The Moscow government considers an opportunity to ban the sales of alcohol beverages, including beer, at night time. It has already been decided to ban the sales of beverages stronger than 15% already from September 1 (from 10:00 p.m. will 10:00 a.m. of the next day).
Those who follow the "Down with drinking!" motto are the minority. The consumption of alcohol beverages has become a cultural norm all over the globe. One should struggle for the observation of cultural norms, but it is much simpler for officials to simply ban it.
Will Muscovites have to join the Prozac nation and take antidepressants as stress relievers? That would not be a very good option . Many people in Russia still remember the time of Gorbachev's perestroika, when they had to have special coupons to buy vodka, but they could buy it only when there was such a possibility, not when they wanted to. The general consumption of vodka decreased in the country, but such a measure resulted in the growth of incidents of severe alcohol poisonings, because people were forced to buy surrogate drinks instead.
Now history may repeat itself.
It is worthy of note that night-time sales of strong alcoholic beverages were banned in Moscow in 2006. Only six percent of stores selling alcohol drinks have special permissions for nighttime commerce.
In July of this year, Levada Public Opinion Research Center conducted a poll among 1,600 Russians in 130 settlements situated in 45 regions of the country. The respondents were asked the following question: "Do you drink alcoholic beverages (including beer)? If yes, then how often?"
The answer "several times a week" received positive response from 6 percent of the polled. "Once a week" - 9 percent. 28 percent said that they "don't drink at all." 26 percent said - "once a month".

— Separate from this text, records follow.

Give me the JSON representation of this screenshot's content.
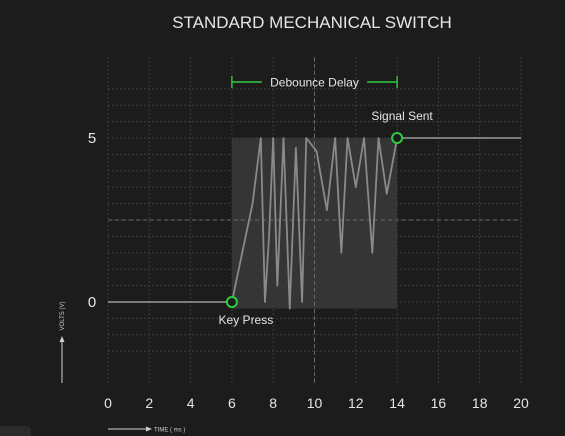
{
  "chart_data": {
    "type": "line",
    "title": "STANDARD MECHANICAL SWITCH",
    "xlabel": "TIME ( ms )",
    "ylabel": "VOLTS (V)",
    "xlim": [
      0,
      20
    ],
    "ylim": [
      -2,
      6.5
    ],
    "x_ticks": [
      "0",
      "2",
      "4",
      "6",
      "8",
      "10",
      "12",
      "14",
      "16",
      "18",
      "20"
    ],
    "y_ticks": [
      {
        "value": 0,
        "label": "0"
      },
      {
        "value": 5,
        "label": "5"
      }
    ],
    "grid": true,
    "series": [
      {
        "color": "#8a8a8a",
        "x": [
          0,
          6,
          7.0,
          7.4,
          7.6,
          7.8,
          8.0,
          8.2,
          8.5,
          8.8,
          9.1,
          9.4,
          9.6,
          10.1,
          10.6,
          11.0,
          11.3,
          11.6,
          12.0,
          12.4,
          12.8,
          13.1,
          13.5,
          14,
          20
        ],
        "y": [
          0,
          0,
          3.0,
          5.0,
          0.0,
          2.0,
          5.0,
          0.5,
          5.0,
          -0.2,
          4.7,
          0.0,
          5.0,
          4.6,
          2.8,
          5.0,
          1.5,
          5.0,
          3.5,
          5.0,
          1.5,
          5.0,
          3.3,
          5,
          5
        ]
      }
    ],
    "shaded_region": {
      "x": [
        6,
        14
      ],
      "y": [
        -0.2,
        5
      ]
    },
    "dashed_guides": {
      "x": 10,
      "y": 2.5
    },
    "annotations": [
      {
        "text": "Key Press",
        "x": 6,
        "y": 0,
        "position": "below"
      },
      {
        "text": "Signal Sent",
        "x": 14,
        "y": 5,
        "position": "above"
      },
      {
        "text": "Debounce Delay",
        "x_range": [
          6,
          14
        ],
        "y": 6.7,
        "color": "#2ecc40"
      }
    ],
    "colors": {
      "background": "#1c1c1c",
      "grid": "#3c3c3c",
      "text": "#e6e6e6",
      "accent": "#2ecc40",
      "shade": "#3a3a3a"
    }
  }
}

It does not look like a catastrophe, is it? There are always people who poison themselves with alcohol deliberately. There are also people, who drink just for fun and entertainment. Alcoholics shall not be considered as someone who just like alcoholic beverages. They drink to receive intoxication, they want to change their consciousness. There ' s no vodka ? There are surrogates . In the long run, they used to drink the legendary Troinoi Cologne during the Soviet times.
There were two politicians in Russia and the USSR, who became known for their initiative to introduce the dry law: Mikhail Gorbachev and Tsar Nicholas II. Their stay at power led to catastrophic consequences for the country. It was not because of the dry law, of course. A politician, who does not understand his country, can not take it to anything good.
The government does need to take measures, because people drink a lot indeed. However, a ban is not a way out, it's not a solution. It is a surrogate measure.